Why are we still talking about the Blackburn parties 20 years later?
DR: “Personally, the journey from being 50 people in an old bike shop to 30,000 in massive disused warehouses, the ingenuity and sacrifice many people made for the cause. Just for those few hours on a Saturday night people felt truly free – not the illusion of freedom, true unadulterated freedom. It doesn’t get any better than that, does it?"
“It inspired many people to look at life differently and carve out a proper future for themselves – some did, many didn’t, but win or lose we all have the memories. Ask anyone who was there, they wouldn’t have missed it for the world."
“A certain attitude was born which as been passed on to their children – problem solving, always try to see both sides of the argument, don’t believe the hype and just keep trying! Maybe I’m being a little romantic but they had to pass laws in parliament to stop us!"
“Not bad for a load of so-called bottom feeders from a super-depressed northern town! It was intoxicating, very, very intoxicating!”
“The whole thing was headline news. It was a breath of fresh air "
“It was pure!”
I asked David how life had been treating him since his time filming the Hardcore Uproar parties.

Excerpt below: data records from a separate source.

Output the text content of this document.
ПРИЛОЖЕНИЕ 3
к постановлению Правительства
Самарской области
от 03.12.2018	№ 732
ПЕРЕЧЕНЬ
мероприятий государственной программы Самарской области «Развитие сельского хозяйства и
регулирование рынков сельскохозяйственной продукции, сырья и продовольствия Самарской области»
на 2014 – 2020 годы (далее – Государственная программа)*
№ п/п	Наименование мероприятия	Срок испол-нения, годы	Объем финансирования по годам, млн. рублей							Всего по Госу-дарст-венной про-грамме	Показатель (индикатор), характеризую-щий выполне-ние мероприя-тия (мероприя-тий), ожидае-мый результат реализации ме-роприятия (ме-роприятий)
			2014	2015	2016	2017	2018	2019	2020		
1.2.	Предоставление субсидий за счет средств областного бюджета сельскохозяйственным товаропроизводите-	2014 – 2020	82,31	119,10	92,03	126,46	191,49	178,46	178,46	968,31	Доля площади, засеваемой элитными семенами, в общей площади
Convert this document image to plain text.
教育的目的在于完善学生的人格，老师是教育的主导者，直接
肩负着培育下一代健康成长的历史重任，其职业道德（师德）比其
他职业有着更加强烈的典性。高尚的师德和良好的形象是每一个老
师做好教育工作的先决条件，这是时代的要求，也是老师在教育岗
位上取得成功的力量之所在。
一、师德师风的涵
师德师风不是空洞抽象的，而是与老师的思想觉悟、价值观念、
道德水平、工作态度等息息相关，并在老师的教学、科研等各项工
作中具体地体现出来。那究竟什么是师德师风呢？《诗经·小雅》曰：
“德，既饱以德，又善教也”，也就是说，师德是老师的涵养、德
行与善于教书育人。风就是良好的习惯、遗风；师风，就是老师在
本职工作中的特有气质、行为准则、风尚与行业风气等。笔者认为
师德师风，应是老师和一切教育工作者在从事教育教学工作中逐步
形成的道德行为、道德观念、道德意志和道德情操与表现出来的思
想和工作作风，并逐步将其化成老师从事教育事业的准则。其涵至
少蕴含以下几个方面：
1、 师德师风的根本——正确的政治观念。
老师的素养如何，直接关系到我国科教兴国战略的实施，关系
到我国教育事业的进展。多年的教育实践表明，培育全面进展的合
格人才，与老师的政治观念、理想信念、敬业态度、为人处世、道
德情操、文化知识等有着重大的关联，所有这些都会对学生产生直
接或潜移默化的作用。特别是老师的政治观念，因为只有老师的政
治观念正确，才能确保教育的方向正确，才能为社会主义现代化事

“After the parties I hung around the scene for a couple of years. It started off pretty well, the Revenge boys got some half decent parties off but it just wasn’t the same. Quadrant Park was downright dangerous! Legends, Carlos 2, Back to Basics, all the Blackpool clubs, Hacienda etc etc from my point of view turned into knocking shops and drug dens, ecstasy junkies everywhere (me included) and to top it off, the balloons with their tops off hugging people, sweating out the testosterone."
“I started to hate it! I met some great people,who are still friends to this day but the scene became a parody of itself."
“I got the chance to make a record – a dream from childhood – which was fairly successful. They played it in a club I was in one night, everyone went mad. I was well pleased!"
“I then retired, recuperated for a couple of years and settled down. I moved south to a warmer climate and now I work voluntary for a very effective charity and do a lot of fishing. I’m finding it increasingly difficult to find decent new music these days so I’ve gone back to the Sixties and Seventies, full circle."
“I learned a great deal from the Blackburn parties which gave me opportunities I would have never had. I grin when I think back. Fucking Brilliant!”